Bazzi singles chronology
| "Beautiful" (2017) | "Mine" (2017) | "Why?" (2018) |

Music video
- "Mine" on YouTube

= Mine (Bazzi song) =

"Mine" is a song by American singer-songwriter Bazzi. The song was self-released digitally on October 12, 2017. The song made its chart debut on February 3, 2018, after becoming an internet meme. The song charted in various countries including the United States, where it peaked at number 11 on the Billboard Hot 100. The single was certified platinum in the United States, Australia, Canada, Sweden and New Zealand. The song was later featured as the 14th track on his debut album Cosmic, which was released on April 12, 2018.

==Background and release==
Bazzi recorded the initial ideas for the song in a few voice memos that were dated July 5, 2017. One contained him whistling the opening notes of the song, another contained him beatboxing, and another contained him singing the lyrics “I'm so fucking happy you're alive” which ended up being used in the final song.

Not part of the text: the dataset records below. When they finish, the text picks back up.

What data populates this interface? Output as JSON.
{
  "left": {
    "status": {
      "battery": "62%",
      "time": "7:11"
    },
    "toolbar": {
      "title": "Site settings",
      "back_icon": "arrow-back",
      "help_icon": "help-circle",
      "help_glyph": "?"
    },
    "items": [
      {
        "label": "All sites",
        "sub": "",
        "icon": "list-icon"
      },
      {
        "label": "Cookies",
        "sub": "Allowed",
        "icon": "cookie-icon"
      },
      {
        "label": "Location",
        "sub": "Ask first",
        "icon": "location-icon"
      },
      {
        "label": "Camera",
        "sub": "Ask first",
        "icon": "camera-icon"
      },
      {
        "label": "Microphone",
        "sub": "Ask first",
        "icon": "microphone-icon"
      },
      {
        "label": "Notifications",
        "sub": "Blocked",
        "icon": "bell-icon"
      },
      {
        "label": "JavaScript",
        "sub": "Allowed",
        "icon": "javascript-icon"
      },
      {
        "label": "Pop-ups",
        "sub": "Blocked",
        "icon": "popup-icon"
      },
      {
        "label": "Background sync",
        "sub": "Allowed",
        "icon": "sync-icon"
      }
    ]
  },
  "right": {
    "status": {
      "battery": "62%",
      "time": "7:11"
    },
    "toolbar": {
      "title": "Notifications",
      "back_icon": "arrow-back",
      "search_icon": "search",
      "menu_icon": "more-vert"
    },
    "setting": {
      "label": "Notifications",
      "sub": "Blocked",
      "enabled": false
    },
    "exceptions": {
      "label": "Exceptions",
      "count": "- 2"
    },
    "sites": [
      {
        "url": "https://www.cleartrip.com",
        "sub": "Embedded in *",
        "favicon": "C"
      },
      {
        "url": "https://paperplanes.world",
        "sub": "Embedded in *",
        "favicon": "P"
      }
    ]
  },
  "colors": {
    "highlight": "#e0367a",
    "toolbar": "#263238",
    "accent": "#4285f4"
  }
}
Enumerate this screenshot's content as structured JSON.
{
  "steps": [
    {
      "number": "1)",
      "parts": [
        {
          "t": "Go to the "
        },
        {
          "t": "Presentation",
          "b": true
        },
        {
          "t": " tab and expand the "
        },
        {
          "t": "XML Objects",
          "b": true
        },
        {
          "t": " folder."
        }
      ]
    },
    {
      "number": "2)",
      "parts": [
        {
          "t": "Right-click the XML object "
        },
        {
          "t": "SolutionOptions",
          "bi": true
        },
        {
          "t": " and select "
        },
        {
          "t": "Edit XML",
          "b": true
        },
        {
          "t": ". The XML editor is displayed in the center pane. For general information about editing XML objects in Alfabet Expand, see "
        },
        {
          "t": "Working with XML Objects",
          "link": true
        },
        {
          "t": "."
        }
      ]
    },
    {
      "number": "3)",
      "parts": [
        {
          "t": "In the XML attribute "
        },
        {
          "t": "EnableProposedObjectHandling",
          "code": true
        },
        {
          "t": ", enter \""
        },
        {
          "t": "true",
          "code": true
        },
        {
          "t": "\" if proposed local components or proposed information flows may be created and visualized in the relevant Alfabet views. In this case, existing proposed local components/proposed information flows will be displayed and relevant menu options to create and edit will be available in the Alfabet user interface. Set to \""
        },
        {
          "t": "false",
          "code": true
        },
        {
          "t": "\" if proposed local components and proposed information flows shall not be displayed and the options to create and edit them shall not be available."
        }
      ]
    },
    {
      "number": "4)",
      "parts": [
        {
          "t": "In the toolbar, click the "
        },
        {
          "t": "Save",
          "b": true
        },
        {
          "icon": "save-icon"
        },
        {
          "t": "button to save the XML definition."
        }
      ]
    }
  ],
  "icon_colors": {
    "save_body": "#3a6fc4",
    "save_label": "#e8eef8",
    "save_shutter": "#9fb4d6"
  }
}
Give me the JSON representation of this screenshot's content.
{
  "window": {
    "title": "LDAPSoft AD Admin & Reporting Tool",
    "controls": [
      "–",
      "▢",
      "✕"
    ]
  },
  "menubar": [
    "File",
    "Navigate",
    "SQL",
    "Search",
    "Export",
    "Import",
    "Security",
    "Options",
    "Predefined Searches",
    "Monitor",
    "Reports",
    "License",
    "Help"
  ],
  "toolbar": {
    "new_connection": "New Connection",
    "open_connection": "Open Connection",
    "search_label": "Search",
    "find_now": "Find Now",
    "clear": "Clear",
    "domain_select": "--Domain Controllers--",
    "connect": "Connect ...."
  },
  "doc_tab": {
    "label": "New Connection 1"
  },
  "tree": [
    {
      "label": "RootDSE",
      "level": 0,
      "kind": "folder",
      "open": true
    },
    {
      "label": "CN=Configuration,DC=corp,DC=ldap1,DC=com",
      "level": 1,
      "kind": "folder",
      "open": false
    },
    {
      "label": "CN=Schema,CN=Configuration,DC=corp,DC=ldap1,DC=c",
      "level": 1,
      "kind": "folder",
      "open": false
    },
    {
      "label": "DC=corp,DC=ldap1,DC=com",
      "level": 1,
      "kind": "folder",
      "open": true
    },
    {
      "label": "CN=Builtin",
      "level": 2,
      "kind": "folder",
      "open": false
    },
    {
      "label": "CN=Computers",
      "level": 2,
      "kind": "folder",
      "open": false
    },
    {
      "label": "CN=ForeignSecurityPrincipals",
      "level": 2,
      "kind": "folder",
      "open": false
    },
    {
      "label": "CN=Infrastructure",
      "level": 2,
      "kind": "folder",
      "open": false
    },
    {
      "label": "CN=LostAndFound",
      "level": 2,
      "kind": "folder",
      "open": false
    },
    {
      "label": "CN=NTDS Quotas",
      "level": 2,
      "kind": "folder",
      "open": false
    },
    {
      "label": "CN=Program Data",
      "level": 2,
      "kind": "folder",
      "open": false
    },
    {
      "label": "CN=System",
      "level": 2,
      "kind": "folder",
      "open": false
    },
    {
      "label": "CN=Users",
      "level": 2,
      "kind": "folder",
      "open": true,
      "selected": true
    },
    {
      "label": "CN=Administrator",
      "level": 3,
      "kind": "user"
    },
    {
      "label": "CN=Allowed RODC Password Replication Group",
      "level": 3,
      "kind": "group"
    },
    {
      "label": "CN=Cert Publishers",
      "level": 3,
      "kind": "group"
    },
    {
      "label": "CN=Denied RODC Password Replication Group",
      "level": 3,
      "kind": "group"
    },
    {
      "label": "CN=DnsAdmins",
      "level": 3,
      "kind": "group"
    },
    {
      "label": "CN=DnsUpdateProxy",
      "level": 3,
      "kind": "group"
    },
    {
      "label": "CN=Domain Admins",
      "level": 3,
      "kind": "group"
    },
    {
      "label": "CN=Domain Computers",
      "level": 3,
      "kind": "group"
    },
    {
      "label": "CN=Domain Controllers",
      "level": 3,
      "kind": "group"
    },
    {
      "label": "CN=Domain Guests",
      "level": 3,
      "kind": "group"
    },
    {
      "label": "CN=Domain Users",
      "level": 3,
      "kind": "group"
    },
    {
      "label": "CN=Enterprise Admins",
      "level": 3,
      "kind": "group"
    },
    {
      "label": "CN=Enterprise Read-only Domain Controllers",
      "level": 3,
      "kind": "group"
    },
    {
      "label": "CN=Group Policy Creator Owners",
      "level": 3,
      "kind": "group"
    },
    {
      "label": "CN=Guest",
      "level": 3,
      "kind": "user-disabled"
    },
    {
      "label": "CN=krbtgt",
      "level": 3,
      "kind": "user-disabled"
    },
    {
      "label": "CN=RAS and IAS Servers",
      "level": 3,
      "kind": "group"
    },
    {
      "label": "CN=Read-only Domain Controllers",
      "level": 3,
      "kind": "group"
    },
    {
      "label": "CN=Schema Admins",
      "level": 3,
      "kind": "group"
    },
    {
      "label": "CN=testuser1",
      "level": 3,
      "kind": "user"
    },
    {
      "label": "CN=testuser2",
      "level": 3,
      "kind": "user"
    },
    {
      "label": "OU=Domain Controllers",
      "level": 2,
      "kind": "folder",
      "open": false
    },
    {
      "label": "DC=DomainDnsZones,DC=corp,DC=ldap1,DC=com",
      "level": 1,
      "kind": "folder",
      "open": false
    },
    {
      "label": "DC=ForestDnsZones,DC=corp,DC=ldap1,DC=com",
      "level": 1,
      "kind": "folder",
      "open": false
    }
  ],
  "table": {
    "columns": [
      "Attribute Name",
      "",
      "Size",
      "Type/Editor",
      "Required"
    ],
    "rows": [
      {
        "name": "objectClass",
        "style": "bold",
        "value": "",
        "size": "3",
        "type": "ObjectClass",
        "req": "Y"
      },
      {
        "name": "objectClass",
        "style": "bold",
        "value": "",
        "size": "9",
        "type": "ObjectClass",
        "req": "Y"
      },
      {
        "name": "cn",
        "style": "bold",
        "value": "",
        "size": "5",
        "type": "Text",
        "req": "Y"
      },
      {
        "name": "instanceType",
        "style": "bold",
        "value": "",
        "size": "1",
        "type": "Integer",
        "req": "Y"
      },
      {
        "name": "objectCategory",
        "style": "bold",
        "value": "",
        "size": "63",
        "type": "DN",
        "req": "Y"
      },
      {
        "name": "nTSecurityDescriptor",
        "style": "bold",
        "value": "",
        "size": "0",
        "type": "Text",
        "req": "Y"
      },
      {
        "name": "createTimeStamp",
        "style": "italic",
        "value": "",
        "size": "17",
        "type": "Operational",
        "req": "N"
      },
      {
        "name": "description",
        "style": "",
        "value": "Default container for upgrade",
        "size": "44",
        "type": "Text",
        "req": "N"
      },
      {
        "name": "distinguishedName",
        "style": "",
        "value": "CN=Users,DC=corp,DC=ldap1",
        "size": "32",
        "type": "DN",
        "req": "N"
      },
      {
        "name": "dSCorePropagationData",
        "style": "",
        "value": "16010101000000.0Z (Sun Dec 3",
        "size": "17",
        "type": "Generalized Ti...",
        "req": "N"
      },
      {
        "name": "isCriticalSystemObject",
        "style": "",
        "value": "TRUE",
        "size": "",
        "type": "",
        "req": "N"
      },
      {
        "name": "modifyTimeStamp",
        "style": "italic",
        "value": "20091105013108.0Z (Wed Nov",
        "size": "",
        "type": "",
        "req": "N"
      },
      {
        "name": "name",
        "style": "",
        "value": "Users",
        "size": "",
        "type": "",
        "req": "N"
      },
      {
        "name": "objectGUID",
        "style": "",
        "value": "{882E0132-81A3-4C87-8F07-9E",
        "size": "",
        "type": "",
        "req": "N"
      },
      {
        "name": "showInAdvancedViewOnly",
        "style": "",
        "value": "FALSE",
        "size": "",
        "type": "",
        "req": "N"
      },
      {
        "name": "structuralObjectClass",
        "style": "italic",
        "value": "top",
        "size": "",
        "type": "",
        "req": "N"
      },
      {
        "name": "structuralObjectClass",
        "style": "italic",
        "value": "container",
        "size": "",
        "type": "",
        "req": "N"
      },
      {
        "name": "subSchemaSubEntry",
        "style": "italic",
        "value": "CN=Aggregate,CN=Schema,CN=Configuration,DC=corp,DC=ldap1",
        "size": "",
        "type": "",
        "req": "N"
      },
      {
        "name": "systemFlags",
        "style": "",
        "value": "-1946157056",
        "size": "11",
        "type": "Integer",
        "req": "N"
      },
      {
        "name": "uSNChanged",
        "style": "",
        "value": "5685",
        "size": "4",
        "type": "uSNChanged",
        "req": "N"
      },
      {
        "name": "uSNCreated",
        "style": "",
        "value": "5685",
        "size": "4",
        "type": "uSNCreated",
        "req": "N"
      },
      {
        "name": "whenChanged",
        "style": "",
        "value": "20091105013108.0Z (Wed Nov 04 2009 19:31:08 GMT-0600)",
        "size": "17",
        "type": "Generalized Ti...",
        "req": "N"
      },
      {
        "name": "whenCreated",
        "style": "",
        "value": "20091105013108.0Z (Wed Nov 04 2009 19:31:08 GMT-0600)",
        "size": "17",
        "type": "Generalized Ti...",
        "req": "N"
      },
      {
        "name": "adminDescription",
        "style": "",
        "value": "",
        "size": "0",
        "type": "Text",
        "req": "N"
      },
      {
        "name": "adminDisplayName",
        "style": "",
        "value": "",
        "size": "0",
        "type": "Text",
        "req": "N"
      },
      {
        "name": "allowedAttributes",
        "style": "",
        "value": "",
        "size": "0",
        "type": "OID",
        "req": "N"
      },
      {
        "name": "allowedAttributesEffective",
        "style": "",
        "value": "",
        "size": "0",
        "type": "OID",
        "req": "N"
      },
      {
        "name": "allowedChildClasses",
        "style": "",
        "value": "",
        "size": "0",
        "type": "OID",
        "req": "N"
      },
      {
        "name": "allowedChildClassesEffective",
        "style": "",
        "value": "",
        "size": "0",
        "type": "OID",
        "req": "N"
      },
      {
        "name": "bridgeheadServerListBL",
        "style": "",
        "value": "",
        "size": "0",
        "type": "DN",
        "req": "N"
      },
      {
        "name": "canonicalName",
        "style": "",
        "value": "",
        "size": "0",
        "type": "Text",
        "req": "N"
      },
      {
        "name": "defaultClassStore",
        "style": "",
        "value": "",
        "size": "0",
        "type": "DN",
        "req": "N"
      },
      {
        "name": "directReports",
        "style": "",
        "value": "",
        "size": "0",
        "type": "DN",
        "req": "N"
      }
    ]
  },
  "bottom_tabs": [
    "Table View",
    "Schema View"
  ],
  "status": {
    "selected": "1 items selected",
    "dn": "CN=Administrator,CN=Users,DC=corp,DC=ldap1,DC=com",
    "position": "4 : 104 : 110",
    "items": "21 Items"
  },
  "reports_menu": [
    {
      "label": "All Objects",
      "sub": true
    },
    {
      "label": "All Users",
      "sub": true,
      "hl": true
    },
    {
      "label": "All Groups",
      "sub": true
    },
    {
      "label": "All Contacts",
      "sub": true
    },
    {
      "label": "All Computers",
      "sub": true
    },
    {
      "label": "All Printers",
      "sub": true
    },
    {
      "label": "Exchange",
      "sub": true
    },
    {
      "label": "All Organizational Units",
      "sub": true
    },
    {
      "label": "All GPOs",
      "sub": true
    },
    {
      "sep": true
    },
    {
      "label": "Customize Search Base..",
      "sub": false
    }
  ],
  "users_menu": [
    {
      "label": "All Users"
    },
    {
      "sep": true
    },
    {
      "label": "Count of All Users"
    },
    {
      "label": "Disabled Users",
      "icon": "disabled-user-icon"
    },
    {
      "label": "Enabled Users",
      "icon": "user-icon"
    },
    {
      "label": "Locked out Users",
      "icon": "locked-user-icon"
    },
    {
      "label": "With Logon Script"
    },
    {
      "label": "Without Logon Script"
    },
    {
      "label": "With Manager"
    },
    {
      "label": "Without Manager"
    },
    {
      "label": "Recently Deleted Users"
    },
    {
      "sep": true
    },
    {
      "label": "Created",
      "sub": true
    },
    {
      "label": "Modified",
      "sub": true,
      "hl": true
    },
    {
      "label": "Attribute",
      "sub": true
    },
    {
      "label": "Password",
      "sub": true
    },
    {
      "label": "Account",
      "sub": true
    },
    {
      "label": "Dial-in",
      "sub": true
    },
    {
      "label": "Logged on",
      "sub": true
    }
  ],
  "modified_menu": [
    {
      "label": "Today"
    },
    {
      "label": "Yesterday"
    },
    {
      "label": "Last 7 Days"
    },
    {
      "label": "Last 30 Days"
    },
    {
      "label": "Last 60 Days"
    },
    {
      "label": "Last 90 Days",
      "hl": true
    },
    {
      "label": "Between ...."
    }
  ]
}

The song became an internet meme after gaining popularity in late January 2018. The videos featured a slideshow of different pictures of the subject of the video with the Snapchat "hearts" filter and overlaying lyrics. The last word of each song line was surrounded by different "heart" and "kiss" emojis.

==Charts==

===Weekly charts===

Weekly chart performance for "Mine"
| Chart (2018) | Peak position |
|---|---|
| Australia (ARIA) | 11 |
| Austria (Ö3 Austria Top 40) | 27 |
| Belgium (Ultratop 50 Flanders) | 25 |
| Belgium (Ultratip Bubbling Under Wallonia) | 1 |
| Bolivia (Monitor Latino) | 15 |
| Canada (Canadian Hot 100) | 13 |
| CIS Airplay (TopHit) | 73 |
| Colombia (National-Report) | 85 |
| Czech Republic Airplay (ČNS IFPI) | 47 |
| Czech Republic Singles Digital (ČNS IFPI) | 22 |
| Denmark (Tracklisten) | 5 |
| Finland (Suomen virallinen lista) | 11 |
| France (SNEP) | 71 |
| Germany (GfK) | 25 |
| Hungary (Stream Top 40) | 18 |
| Italy (FIMI) | 40 |
| Lebanon (Lebanese Top 20) | 8 |
| Malaysia (RIM) | 5 |
| Mexico Airplay (Billboard) | 49 |
| Netherlands (Dutch Top 40) | 29 |
| Netherlands (Single Top 100) | 37 |
| New Zealand (Recorded Music NZ) | 3 |
| Norway (VG-lista) | 5 |
| Portugal (AFP) | 11 |
| Romania (Airplay 100) | 73 |
| Russia Airplay (Tophit) | 51 |
| Scottish Singles Sales (Official Charts) | 46 |
| Singapore (RIAS) | 9 |
| Slovakia Singles Digital (ČNS IFPI) | 19 |
| Slovenia (SloTop50) | 45 |
| Spain (Promusicae) | 66 |
| Sweden (Sverigetopplistan) | 4 |
| Switzerland (Schweizer Hitparade) | 27 |
| UK Singles (Official Charts) | 21 |
| US Billboard Hot 100 | 11 |
| US Adult Top 40 (Billboard) | 23 |
| US Dance/Mix Show Airplay (Billboard) | 4 |
| US Mainstream Top 40 (Billboard) | 1 |
| US Rhythmic (Billboard) | 3 |

===Year-end charts===

Year-end chart performance for "Mine"
| Chart (2018) | Position |
|---|---|
| Australia (ARIA) | 47 |
| Canada (Canadian Hot 100) | 45 |
| Denmark (Tracklisten) | 41 |
| France (SNEP) | 190 |
| New Zealand (Recorded Music NZ) | 24 |
| Portugal (AFP) | 37 |
| Romania (Airplay 100) | 59 |
| Sweden (Sverigetopplistan) | 78 |
| US Billboard Hot 100 | 21 |
| US Dance/Mix Show Airplay (Billboard) | 6 |
| US Mainstream Top 40 (Billboard) | 8 |
| US Rhythmic (Billboard) | 19 |

==Certifications==

Certifications for "Mine"
| Region | Certification | Certified units/sales |
| Australia (ARIA) | 3× Platinum | 210,000^{‡} |
| Brazil (Pro-Música Brasil) | Diamond | 250,000^{‡} |
| Canada (Music Canada) | 5× Platinum | 400,000^{‡} |
| Denmark (IFPI Danmark) | Platinum | 90,000^{‡} |
| France (SNEP) | Gold | 100,000^{‡} |
| Germany (BVMI) | Gold | 200,000^{‡} |
| Italy (FIMI) | Gold | 25,000^{‡} |
| New Zealand (RMNZ) | Platinum | 30,000^{‡} |
| Poland (ZPAV) | Platinum | 20,000^{‡} |
| Portugal (AFP) | Platinum | 10,000^{‡} |
| Spain (Promusicae) | Gold | 30,000^{‡} |
| Switzerland (IFPI Switzerland) | Gold | 10,000^{‡} |
| United Kingdom (BPI) | Platinum | 600,000^{‡} |
| United States (RIAA) | 5× Platinum | 5,000,000^{‡} |
Streaming
| Sweden (GLF) | Platinum | 8,000,000^{†} |
^{‡} Sales+streaming figures based on certification alone. ^{†} Streaming-only figures based on certification alone.

== Covers ==

- Electronic musicians Krewella and BKAYE released a cover of Mine in June 2018.